Persecution comes with the turf, worship leader Sean Feucht says

An Idaho newspaper recently called worship leader Sean Feucht and his associates “dangerous activists” and “charlatans” who wanted to “inject their brand of Christianity into government.” The comments, by the Idaho Statesman, were made before Feucht’s Boise concert.

“Well, I think they’re absolutely correct,” he told Fox News. “We’ve gotten fined and persecuted. We’ve had Satanists throw blood on us. We’ve had our gear thrown into the river. We’ve had super glue poured on all of our equipment. We’ve had our generators unplugged. We’ve had permits revoked last minute for no explanation. We’ve encountered pretty much any different kind of resistance you can imagine over the last few years.”

Feucht believes he has faced heavy resistance because the culture’s gatekeepers don’t want Christians to have an influence on our society. His “Kingdom to the Capitol” tour is hitting every state capitol in the nation and Idaho was the 24th. The event will be in Lincoln, Nebraska Aug. 26 and in Des  Moines Aug. 27th. It came to Kansas and Missouri last April.

“I think that when you see thousands of Christians show up to the state capitol and you have satanists there, you have the drag queens there, you have sometimes Antifa there and you have all this resistance — why is there so much resistance to the church getting outside of the four walls?” he said. “They want to keep the church in the four walls. But the moment that we take a stand and we take accountability for our state capitols, it’s a threat to them.”

Feucht said the church is “dangerous” in the sense that the faithful are becoming bolder in speaking out against “ideologies” in society that go against Christian and conservative beliefs.

“It really shows you that there is a group of people with an ideology that hate what we experience, that hate the church coming awake and coming alive,” he stated. “This is not the pre-COVID church. This is the post-COVID church. We understand that our liberties are at stake. We understand the power of what the government can do to shut us down. And so this is a time for us to rise up in boldness. And I was actually glad that they wrote that.”
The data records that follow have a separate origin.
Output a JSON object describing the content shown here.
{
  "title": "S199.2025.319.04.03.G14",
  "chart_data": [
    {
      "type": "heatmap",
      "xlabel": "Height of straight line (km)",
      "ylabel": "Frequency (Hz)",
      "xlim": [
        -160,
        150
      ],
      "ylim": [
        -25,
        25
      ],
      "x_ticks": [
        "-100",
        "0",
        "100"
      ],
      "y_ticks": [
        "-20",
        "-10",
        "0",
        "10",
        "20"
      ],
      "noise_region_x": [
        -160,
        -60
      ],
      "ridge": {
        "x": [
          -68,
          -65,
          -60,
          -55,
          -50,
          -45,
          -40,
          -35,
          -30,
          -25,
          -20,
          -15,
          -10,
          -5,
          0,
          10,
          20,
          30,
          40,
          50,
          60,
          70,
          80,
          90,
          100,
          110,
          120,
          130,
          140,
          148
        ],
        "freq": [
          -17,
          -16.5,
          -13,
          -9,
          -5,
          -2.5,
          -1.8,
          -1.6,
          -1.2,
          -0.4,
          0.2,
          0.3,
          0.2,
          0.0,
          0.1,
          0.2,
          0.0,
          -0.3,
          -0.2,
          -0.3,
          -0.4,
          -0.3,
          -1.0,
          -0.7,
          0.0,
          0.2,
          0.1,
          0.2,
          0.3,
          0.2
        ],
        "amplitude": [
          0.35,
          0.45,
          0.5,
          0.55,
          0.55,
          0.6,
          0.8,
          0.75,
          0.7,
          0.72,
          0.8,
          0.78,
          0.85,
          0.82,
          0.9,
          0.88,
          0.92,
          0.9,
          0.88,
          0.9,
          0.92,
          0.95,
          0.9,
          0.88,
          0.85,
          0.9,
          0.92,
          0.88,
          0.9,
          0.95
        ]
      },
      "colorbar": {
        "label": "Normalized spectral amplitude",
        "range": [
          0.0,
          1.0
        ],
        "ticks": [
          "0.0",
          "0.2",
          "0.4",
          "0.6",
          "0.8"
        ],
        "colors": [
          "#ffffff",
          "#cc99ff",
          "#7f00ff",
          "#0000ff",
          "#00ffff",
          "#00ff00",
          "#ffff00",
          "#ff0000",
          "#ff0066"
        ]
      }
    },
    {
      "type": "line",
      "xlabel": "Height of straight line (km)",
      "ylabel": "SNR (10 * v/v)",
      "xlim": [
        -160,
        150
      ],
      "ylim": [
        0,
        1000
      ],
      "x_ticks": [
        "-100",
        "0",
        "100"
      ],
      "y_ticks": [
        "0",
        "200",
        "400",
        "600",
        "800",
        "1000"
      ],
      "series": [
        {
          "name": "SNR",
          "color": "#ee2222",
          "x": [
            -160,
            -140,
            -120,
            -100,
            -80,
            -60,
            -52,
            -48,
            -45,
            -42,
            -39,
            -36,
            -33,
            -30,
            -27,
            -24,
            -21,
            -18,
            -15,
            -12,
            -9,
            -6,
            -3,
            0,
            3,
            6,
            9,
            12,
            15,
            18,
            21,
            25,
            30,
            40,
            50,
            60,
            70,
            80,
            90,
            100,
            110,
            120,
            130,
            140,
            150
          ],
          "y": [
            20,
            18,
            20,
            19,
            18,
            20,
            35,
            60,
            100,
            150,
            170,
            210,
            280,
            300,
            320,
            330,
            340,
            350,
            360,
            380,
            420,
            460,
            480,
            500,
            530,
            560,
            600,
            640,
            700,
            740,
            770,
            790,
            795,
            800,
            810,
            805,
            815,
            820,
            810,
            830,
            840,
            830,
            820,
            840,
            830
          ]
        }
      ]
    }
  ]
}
He also found it ironic that the paper went after his worship events after media outlets called left-wing riots “peaceful” in 2020.

“I think it’s funny that papers like that don’t say anything when city blocks are burned down or rioting is happening,” Feucht said. “ But they accuse the church — I mean, if you saw the videos of that event, it was very peaceful and joyful. And so that’s their version of dangerous, I would say we need more of that.”